Jerome York is a nasty piece of work and a financial genius who has been successful as a lieutenant to billionaire raider Kirk Kerkorian. York’s curriculum vita as a financial analyst is impeccable. He has been CFO of Chrysler and IBM (NYSE:GM) and a board member of GM, when it still had a real board, and Apple (NASDAQ:AAPL)
York was at the center of Kerkorian’s efforts to sell-off Chrysler and GM, or at least get new managements for them both. He knows the global auto industry as well as anyone in the world who does not work in it full time, and probably better than most of those who do.
York recently told a Reuters gathering that 2010 domestic car sales would be flat compared to this year, which means only 10 million to 10.5 million cars and light trucks will be sold in the US. The head of Group 1 Automotive (NYSE:GPI) who spoke at the same event also expects no improvement in demand. Most analysts are more optimistic and believe sales will move up over 11 million units.
There is not much to support any case for an improvement in auto sales in America next year. “Cash for clunkers” and the GM “60 Day Guarantee” programs are pulling 2010 sales into 2009. Unemployment will be higher in 2010, not lower. There is absolutely no sign that consumer credit will be easier to come by next year. It would not be surprising if domestic sales drop in 2010 compared to this year.
Some car companies need an improvement in overall American sales next year because their market shares are falling and they cannot contend with both that and a moribund national market. Chrysler is at the head of most experts’ lists, and it should be. It holds 7.8% of the domestic market and its sales for the rest of this year are likely to be down by a third compared with 2008. Chrysler could well go into 2010 with a 7% market share.

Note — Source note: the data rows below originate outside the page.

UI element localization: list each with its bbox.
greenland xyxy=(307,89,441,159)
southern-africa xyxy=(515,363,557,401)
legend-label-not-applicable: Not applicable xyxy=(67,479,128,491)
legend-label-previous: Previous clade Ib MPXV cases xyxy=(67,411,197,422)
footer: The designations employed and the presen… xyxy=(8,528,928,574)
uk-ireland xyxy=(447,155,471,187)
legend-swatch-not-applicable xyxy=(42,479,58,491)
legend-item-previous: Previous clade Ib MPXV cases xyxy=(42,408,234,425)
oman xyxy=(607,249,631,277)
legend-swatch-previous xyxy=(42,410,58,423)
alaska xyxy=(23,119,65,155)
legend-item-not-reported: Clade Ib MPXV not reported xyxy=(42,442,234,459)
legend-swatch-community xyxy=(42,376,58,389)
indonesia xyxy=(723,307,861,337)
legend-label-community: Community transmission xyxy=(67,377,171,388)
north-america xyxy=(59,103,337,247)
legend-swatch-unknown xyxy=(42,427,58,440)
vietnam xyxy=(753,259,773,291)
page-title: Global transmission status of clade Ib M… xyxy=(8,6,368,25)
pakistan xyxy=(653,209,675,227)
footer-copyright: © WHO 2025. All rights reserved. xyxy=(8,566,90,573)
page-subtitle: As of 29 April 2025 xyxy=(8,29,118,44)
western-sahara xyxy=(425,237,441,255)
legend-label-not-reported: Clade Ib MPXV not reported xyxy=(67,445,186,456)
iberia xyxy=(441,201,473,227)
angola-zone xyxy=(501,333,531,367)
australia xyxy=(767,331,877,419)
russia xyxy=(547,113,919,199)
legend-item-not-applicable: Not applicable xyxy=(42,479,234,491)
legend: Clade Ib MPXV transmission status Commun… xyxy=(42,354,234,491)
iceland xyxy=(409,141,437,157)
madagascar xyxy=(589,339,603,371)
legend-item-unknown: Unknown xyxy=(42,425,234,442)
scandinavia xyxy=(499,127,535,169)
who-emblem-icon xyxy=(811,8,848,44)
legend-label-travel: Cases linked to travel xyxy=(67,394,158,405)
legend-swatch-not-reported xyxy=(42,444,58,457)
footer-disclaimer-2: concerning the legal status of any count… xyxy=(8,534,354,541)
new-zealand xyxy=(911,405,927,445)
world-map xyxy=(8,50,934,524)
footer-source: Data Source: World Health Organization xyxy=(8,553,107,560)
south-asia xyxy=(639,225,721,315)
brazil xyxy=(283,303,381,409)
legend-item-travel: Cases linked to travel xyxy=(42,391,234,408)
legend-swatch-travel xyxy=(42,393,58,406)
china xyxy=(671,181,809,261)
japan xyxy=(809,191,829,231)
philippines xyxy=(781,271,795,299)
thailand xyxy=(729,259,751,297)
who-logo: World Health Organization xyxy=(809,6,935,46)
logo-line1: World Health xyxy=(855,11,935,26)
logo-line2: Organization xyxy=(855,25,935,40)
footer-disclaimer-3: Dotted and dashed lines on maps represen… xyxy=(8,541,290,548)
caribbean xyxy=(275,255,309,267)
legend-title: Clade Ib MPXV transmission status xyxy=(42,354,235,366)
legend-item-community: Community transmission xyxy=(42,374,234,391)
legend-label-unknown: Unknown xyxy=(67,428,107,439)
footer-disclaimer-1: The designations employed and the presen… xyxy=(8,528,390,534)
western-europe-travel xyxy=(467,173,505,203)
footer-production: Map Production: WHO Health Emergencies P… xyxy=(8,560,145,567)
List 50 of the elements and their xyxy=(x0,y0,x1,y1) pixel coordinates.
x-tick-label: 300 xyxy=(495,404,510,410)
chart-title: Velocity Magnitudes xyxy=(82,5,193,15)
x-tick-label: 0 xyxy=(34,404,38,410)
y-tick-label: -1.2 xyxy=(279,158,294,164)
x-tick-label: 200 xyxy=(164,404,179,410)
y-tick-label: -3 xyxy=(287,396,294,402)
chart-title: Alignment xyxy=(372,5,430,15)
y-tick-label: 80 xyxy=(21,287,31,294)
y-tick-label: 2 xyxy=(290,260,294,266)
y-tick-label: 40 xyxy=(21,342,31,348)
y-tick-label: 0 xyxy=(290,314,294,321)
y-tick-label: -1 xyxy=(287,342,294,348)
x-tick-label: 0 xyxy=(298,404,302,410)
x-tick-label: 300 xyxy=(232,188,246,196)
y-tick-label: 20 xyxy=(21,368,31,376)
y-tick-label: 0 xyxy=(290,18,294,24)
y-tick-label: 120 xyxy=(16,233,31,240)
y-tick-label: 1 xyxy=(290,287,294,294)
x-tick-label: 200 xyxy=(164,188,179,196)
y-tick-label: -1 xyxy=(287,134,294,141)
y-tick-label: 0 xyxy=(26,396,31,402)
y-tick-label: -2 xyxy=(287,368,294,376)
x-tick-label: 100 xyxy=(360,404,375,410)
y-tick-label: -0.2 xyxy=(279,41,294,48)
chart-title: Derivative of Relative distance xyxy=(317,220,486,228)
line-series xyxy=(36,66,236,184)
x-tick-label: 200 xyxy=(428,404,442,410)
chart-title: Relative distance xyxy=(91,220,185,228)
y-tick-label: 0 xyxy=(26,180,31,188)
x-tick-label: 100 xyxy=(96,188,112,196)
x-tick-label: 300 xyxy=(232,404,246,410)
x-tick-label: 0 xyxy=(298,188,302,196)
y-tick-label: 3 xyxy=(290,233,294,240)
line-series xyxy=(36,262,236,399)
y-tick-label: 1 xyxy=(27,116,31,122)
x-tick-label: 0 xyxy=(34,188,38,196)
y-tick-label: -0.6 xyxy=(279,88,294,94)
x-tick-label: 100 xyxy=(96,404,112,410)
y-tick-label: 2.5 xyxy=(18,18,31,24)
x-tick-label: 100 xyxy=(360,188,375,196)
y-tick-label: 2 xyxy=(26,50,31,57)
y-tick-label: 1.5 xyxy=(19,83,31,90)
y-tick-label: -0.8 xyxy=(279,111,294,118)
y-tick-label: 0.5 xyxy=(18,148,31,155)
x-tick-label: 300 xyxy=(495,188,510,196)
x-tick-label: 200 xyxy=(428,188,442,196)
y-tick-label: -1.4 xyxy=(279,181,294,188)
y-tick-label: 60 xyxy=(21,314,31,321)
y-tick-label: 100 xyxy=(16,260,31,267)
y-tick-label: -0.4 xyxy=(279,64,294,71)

It still has too many people and a cost base that is too high to support only 700,000 car sales. Fiat says it will not be able to give Chrysler much help with new models until 2012. Chrysler may be facing two disastrous years. It has recently made moves to cut its workforce further, but that may not buy it enough time for Fiat to ride to its rescue.
While Chrysler has lost a great deal of its market share, Hyundai has gained nearly as much. The South Korean company’s parent firm is one of the largest corporations in the world. It is likely to continue to invest in new models to bring into the US and it will probably outsell Chrysler in the domestic market in 2010. It stands to be the largest net winner in the auto industry race in America next year.
The industry’s impression is that Ford (NYSE:F) will be the biggest 2010 winner among very large car companies which rely heavily on the US market, and that is almost certainly true. Ford’s market share is 15.5% now and could be 16% next year. All of the evidence points to Ford being able to do very well if it can sell 1.6 million vehicles in the US. The No.2 American car company did not get the UAW contract that it wanted, but it should still be solidly profitable in 2010.
Honda (NYSE:HMC) and Toyota (NYSE:TM) are expected to hold their own next year, a defeat which they are not likely to acknowledge. Their market shares in America have been rising fairly steadily for three decades. Honda is stuck at about 10.4% and Toyota at 17.5%. GM has enough money in the bank to continue to be a relatively difficult competitor for the two Japanese car companies. Ford is doing very well, and Hyundai has the role that Toyota and Honda once had. It is the low price, high quality brand.
GM’s chances of doing well financially next year are probably poor. It has cut costs, but not enough to do very well in a stagnant US market. Its sales overseas, especially in China, may offset that problem, but GM’s 21% of the market is going to be under pressure from Ford, which has a newer line of cars, and Toyota, which cannot afford to see its progress in the US stall entirely.
Among the really viable companies competing in the American market, the biggest loser next year is likely to be Nissan. It has about 7.5% of the market which puts it in a struggle among Hyundai and Chrysler for last place in market share among the contenders for domestic sales. Its luxury brand, Infiniti, has to compete with Mercedes and BMW along with Lexus, Acura, Cadillac, and Lincoln. Nissan’s product line is not as broad as Honda’s or even Chrysler’s. Nissan has a range of vehicles across the sedan, SUV, van, pick-up, and sports coupe spectrums, but none of its cars is the leading vehicle in sales within it class.
Nissan and Chrysler may be the most visible losers in the domestic market in 2010, but, once again and for every year since its Beetle stopped selling well in American, VW is an invisible loser. It is among the half dozen largest car companies in the world, but its share in the US market is under 1%. It let the market go years ago, and has not had the sense to try to buy back in through a partnership like the one Fiat has created with Chrysler.
Flat domestic sales mean that two or three car companies are going to be squeezed and squeezed badly next year. Car company profits in the US have been built on a growing market for a long time and the market may not get back to growing soon. Jerome York’s vision of the future of the car industry is probably right which means that some of the companies in the business may not make it at all.